But dead or not, Billy did it. And even though Papa and Sanji acted like they were irritated by missing out on more fishing, they let Billy finish the job. From the beginning they knew it would take that long.
“That’s why you gotta stop the line,” Papa said. Billy looked like he was about to pass out. Papa grinned and ruffled his hair. “Put ’um in the box.”
When it was all over, and Billy’s fish was squashing all the other fish in the fish box, Sanji reached out and shook Billy’s hand. “How you feel, haole boy?”
“Like something Tomi’s dog coughed up.”
Sanji laughed and said, “If was me, I cut the damn line, already.”
• • •
We laid sleeping mats out on the open deck, the Taiyo Maru rocking easily. Everyone was too tired to do any night fishing, so we decided to rest awhile.
Papa broke out Mama’s bento, which means “lunch,” and it was extra good, because we had Billy as our guest. Musubi, sticky rice wrapped in seaweed, with ume inside. Ume, which is the best part, is a small red pickled plum. So good when you finally reach it in the middle. Even Billy liked it. In fact he ate three of them. And Mama had also put in some shoyu aku, marinated to perfection. And to top it off, she made tamagoyaki, which is grilled egg shaped like little square cookies. Put all that together with the cool, fresh drinking water and you had a feast. Billy was converted. He said that after a roasting day of hard work it tasted like heaven itself. For me, I could see the magokoro, all the love and attention Mama put into making it for us. For a moment, I missed her.
The sea was quiet and smooth, with only long, slow swells moving under the boat. The deck smelled like fish and wet wood. Above, the night was loaded with stars, the dippers and planets that Mr. Ramos talked about in class. Some of them blinked and looked like they were on fire, even with a three-quarter moon rising.
I drank about a gallon of water and fell asleep thinking about the universe, and wondering if anyone lived up there. Then I got to thinking about the pigeons and home and Lucky, and when she would have her puppies.
I woke up around three or four in the morning to the sound of mumbling voices.
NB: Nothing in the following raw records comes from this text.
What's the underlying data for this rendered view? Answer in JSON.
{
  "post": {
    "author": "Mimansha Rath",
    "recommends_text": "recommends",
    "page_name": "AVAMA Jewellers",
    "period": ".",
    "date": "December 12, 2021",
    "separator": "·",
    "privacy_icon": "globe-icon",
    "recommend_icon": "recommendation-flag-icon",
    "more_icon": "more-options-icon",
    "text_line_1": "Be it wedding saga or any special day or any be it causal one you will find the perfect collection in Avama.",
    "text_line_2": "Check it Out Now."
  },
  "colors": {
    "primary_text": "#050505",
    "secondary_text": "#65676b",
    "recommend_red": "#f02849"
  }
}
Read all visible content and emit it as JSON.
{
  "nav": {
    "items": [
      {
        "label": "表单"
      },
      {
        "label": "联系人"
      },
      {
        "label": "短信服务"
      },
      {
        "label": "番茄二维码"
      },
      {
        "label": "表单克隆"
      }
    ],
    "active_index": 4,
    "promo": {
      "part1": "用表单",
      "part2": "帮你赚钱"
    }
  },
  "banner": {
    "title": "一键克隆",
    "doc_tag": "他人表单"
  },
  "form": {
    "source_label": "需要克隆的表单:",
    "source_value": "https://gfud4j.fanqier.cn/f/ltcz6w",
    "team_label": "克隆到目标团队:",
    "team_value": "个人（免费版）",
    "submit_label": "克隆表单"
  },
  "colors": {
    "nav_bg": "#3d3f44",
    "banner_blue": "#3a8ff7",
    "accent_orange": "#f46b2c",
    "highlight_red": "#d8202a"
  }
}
The stars had lost a lot of their brightness, and the night air was cooler. But the moon was so clear and white it looked fake. It shot a bright reflection across the ocean, like a bridge to the boat.
“Yeah, yeah,” Sanji said. “I can see ’urn.… Chee, I never knew had mountains.” He was sitting next to Billy on the fish box, studying the moon through Billy’s binoculars. Papa was asleep near the deckhouse.
“Turn the eyepiece to focus it better,” Billy said.
For a while, Sanji worked the eyepiece in silence. Then, still looking through the binoculars, he said, “You work hard today.… I thought you would only watch.”
Billy didn’t answer.
“Hey,” Sanji went on, putting the binoculars down. “You know what? You the first haole I ever talk to in my life.… Can you believe that?”
“Really?” Billy said.
“No joke.”
“How come?”
“I don’t know.…” He paused a moment, then said, “I never went school like you and Tomi … just played around the boats until I was old enough to work. I learn to talk English from one Portagee I was working with at Tuna Packers.”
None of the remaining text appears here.